We tested the effects of tegaserod only in healthy female volunteers. Phase III studies have demonstrated that tegaserod is active in a sub-group of female patients with constipation-predominant irritable bowel syndrome.12,20,21 This might be explained by the predominance of irritable bowel syndrome in women. The lack of an effect of tegaserod in the male sub-group might be the consequence of a type II error, related to an insufficient number of patients. During previous experiments, we did not observe any gender difference in the effects of rectal distensions on the RIII response reflex, irrespective of the site or type of distension.6–8,38 Other data have also demonstrated that the activation of DNIC is not significantly affected by sex.39 However, a potential effect of tegaserod on visceral sensation in healthy male subjects should be confirmed in further studies.
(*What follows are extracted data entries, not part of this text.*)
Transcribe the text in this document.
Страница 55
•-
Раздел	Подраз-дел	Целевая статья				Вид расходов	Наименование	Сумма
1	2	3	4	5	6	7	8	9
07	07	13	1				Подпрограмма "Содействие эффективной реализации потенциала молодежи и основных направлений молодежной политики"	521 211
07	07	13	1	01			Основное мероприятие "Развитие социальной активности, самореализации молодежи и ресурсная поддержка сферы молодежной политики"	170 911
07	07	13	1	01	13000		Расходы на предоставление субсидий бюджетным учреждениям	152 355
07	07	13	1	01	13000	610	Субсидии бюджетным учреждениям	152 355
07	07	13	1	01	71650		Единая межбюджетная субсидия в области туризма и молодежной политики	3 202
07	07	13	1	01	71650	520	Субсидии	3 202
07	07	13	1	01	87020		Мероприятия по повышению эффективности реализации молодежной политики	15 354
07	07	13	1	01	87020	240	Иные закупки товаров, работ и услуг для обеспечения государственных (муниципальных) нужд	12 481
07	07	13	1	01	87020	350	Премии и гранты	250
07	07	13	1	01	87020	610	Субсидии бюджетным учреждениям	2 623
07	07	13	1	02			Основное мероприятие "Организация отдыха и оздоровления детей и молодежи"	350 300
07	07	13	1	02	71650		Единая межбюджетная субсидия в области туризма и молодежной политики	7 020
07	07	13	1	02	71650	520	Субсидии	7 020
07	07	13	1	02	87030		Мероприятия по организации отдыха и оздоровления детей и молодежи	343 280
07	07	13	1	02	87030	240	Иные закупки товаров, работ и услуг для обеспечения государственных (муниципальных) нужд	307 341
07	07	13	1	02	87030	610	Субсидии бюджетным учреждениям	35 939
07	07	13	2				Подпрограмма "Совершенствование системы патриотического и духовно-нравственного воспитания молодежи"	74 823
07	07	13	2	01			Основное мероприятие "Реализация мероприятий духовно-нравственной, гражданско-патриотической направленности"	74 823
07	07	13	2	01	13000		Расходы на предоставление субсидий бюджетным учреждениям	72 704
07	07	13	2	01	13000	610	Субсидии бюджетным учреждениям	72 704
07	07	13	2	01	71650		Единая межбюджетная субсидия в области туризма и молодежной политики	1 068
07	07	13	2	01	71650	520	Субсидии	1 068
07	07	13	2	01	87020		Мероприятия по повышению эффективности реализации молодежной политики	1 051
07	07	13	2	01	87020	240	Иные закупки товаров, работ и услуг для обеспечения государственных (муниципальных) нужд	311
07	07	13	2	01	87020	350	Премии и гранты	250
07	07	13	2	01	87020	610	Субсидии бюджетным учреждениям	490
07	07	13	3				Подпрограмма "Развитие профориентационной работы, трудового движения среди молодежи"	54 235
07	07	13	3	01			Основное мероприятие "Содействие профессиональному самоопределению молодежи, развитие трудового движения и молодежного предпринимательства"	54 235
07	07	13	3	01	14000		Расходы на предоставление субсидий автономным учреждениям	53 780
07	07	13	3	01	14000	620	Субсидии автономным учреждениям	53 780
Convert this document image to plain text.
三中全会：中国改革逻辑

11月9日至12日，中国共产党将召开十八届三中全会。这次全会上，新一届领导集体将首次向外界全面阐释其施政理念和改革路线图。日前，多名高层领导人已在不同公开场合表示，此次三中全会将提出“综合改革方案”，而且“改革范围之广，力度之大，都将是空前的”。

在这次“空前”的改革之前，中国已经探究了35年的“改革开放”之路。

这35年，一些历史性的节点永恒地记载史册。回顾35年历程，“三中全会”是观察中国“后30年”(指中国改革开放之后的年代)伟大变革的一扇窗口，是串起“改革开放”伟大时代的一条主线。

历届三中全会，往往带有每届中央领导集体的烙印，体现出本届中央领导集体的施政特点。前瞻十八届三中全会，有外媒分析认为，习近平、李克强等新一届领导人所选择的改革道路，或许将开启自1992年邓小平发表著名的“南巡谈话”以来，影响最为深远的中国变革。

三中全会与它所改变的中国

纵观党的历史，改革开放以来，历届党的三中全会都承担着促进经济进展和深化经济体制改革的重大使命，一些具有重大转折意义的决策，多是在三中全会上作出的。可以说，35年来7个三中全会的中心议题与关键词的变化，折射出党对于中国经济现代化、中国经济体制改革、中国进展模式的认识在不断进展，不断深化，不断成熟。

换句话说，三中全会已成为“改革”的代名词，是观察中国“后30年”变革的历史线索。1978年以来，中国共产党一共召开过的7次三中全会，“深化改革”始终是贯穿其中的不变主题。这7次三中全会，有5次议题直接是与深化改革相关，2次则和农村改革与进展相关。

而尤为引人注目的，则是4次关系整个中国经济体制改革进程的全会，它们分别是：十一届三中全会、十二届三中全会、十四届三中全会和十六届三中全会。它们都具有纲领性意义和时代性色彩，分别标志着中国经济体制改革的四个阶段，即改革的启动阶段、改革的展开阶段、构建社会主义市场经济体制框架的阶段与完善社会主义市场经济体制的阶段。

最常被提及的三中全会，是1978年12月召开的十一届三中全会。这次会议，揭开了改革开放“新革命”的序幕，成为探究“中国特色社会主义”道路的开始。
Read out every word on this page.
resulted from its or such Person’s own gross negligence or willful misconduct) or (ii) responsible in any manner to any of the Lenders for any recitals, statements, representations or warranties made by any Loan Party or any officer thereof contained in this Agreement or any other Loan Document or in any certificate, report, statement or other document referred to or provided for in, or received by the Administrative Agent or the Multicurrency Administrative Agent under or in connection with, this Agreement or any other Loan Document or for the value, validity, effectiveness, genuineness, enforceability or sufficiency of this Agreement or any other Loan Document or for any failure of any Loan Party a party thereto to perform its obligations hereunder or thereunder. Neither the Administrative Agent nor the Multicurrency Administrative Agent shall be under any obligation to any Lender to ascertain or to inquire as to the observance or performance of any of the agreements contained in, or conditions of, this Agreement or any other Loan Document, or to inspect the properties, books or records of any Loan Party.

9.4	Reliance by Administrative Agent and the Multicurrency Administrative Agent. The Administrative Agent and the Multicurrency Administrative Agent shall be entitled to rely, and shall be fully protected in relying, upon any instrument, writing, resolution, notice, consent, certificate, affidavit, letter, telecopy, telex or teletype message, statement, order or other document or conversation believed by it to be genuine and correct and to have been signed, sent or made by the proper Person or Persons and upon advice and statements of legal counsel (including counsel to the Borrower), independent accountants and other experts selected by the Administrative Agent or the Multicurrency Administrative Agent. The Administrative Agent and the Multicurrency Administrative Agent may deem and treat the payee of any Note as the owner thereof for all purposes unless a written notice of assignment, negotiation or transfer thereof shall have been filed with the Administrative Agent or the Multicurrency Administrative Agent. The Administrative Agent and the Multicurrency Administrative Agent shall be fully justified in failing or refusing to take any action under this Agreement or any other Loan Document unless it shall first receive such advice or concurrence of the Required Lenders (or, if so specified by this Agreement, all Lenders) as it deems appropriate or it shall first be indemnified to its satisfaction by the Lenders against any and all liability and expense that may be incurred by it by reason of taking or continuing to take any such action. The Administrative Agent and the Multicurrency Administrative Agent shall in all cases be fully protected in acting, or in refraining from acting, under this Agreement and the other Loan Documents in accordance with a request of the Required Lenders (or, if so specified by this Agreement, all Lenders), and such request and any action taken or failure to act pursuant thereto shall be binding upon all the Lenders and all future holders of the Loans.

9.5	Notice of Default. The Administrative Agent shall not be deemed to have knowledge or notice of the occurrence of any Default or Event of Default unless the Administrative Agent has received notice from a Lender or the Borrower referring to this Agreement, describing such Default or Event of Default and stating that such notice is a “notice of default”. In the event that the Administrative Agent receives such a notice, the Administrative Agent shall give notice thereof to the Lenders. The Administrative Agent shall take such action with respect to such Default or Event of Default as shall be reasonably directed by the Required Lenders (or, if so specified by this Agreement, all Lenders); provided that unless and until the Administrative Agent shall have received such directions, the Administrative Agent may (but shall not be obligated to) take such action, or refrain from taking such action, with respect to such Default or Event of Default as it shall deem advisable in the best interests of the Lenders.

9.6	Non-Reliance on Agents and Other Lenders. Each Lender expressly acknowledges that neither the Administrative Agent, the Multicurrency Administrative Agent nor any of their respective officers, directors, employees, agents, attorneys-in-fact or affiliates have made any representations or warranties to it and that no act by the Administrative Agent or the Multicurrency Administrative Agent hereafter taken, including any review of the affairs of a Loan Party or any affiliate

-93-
In irritable bowel syndrome patients, we have recently reported that the effect of slow ramp distension on the RIII reflex response is dramatically different from that in healthy subjects: we observed a significant enhancement in the RIII response in most patients.40 These data suggest that a defect of certain pain modulating systems might be implicated in the genesis of irritable bowel syndrome symptoms. Investigation of the effects of tegaserod in such patients warrants further study using the RIII technique.
In conclusion, tegaserod, a 5-HT4 partial agonist, specifically decreased the inhibition of the RIII nociceptive reflex, induced by slow ramp distension, in healthy female subjects. These results strongly suggest that, in healthy humans, tegaserod has an anti-nociceptive effect; this explains the reduction in abdominal discomfort/pain observed during phase III clinical studies in female patients with constipation-predominant irritable bowel syndrome. Further investigations are required in this patient population using the same methods.
This work was performed at Hôpital Louis Mourier, 178 rue des Renouillers, 92700 Colombes Cedex, France.